Entre le conseil transmis au voisin et le geste adapté à votre arbre, il y a souvent quelques détails décisifs. Cette méthode de taille des arbres fruitiers vous aide à observer, choisir le bon moment et couper juste, du jeune pommier au vieux prunier.

10 min de lecture
Jardinier taillant un pommier adulte avec un sécateur, dans un verger familial lumineux et bien entretenu
Jardinier taillant un pommier adulte avec un sécateur, dans un verger familial lumineux et bien entretenu
Difficulté
intermédiaire
Temps
30 à 90 minutes par arbre adulte pour une taille d’entretien, hors broyage des résidus.
Budget
25 à 90 € pour un sécateur de qualité, un coupe-branches et une scie d’élagage.
Saison
printemps, été, automne, hiver
Sommaire de l'article 6 sections
  1. Quels conseils de jardiniers garder pour bien tailler ?
  2. Distinguer l’observation de la recette toute faite
  3. Quand faire la taille des arbres fruitiers selon l’espèce ?
  4. Lire la silhouette avant la taille des arbres fruitiers
  5. Éclaircir ou raccourcir : deux gestes aux effets opposés
  6. Comment tailler un arbre fruitier sans compromettre sa récolte ?
  7. Faire une coupe qui cicatrise naturellement
  8. Adapter la taille au climat, au sol et au manque de place
  9. Tenir compte de la vigueur donnée par le terrain
  10. Votre plan d’action après la taille des arbres fruitiers

La taille des arbres fruitiers intimide souvent parce qu’un mauvais geste semble pouvoir compromettre plusieurs récoltes. En réalité, un arbre fruitier supporte très bien une taille raisonnée, à condition de respecter son rythme, son espèce et sa structure. Les conseils échangés entre jardiniers sont précieux lorsqu’ils partent d’une observation concrète : un arbre trop dense, des fruits petits, des branches qui cassent ou une cime devenue inaccessible. L’objectif n’est jamais de faire un arbre « propre », mais de lui donner lumière, air et équilibre.

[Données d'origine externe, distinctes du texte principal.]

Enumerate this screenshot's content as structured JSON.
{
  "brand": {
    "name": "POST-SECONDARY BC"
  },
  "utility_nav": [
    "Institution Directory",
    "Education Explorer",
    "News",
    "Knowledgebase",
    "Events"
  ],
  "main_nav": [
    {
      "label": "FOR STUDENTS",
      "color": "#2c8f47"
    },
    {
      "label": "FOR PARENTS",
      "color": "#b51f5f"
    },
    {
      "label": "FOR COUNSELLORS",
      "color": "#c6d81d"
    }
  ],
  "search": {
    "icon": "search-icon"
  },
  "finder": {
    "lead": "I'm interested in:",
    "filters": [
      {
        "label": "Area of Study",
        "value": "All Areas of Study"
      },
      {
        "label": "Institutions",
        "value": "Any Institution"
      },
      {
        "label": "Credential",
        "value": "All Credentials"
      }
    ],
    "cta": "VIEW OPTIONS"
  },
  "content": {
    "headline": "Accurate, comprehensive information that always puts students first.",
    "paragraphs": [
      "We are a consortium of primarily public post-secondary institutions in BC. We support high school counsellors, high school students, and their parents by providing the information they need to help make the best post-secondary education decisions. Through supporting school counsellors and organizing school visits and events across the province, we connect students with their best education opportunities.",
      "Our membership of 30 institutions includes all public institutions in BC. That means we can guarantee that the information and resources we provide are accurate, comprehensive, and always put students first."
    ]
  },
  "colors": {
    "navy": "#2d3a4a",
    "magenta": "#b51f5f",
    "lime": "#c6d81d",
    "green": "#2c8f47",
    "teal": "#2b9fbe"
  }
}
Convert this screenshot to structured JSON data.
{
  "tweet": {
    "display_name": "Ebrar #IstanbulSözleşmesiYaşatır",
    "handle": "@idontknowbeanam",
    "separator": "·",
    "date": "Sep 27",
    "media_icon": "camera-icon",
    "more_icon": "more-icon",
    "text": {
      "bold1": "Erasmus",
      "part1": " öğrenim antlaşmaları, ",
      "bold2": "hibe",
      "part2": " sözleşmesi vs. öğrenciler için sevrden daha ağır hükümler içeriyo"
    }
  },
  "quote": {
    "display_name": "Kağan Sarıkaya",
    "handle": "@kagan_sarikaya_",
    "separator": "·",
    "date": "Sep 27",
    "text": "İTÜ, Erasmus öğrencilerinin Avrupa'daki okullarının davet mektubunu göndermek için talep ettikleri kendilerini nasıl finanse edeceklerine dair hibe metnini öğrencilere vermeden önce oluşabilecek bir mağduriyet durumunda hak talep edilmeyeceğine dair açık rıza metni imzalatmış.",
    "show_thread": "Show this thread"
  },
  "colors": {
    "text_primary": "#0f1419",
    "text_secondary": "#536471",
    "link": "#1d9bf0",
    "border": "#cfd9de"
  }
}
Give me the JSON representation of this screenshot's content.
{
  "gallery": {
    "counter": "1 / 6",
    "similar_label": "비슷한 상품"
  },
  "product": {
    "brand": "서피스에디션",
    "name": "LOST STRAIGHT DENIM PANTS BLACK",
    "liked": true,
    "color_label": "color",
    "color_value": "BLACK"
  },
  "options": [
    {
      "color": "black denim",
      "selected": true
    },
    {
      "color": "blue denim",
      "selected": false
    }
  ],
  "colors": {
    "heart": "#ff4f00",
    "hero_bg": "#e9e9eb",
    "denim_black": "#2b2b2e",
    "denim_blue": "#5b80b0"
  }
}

Une même règle ne s’applique pas à tous les fruitiers. Un pommier et un poirier se conduisent volontiers en hiver, alors qu’un cerisier, un prunier ou un abricotier préfère généralement une intervention après la récolte, par temps sec. L’âge compte tout autant : on forme un jeune sujet, on entretient un adulte productif et l’on rénove un vieil arbre avec patience. Vous trouverez ici une méthode pour décider quoi couper, quand le faire et jusqu’où aller, y compris dans un petit jardin ou avec un arbre cultivé en pot.

Quels conseils de jardiniers garder pour bien tailler ?

Le meilleur conseil est celui qui commence par une question : quel arbre avez-vous devant vous ? Identifiez au minimum l’espèce, son âge approximatif, sa hauteur, sa vigueur et le problème à résoudre. Un arbre qui produit peu n’a pas forcément besoin d’être raccourci : il manque parfois de soleil, souffre d’un sol tassé ou porte simplement trop de vieux rameaux. À l’inverse, une pousse très vigoureuse et verticale révèle souvent une taille antérieure trop sévère.

Distinguer l’observation de la recette toute faite

Méfiez-vous des consignes absolues du type « coupez tout à la même hauteur ». Une coupe utile dépend de l’orientation d’une branche, de sa vigueur et de sa place dans la charpente. Sur pommier ou poirier, les bourgeons à fleurs sont souvent plus ronds et plus renflés que les bourgeons à bois, plus étroits ; les préserver évite de supprimer une part de la future récolte. Prenez une photo avant d’intervenir et reculez de quelques pas : la silhouette générale révèle mieux les déséquilibres que l’examen d’une seule branche.

Quand faire la taille des arbres fruitiers selon l’espèce ?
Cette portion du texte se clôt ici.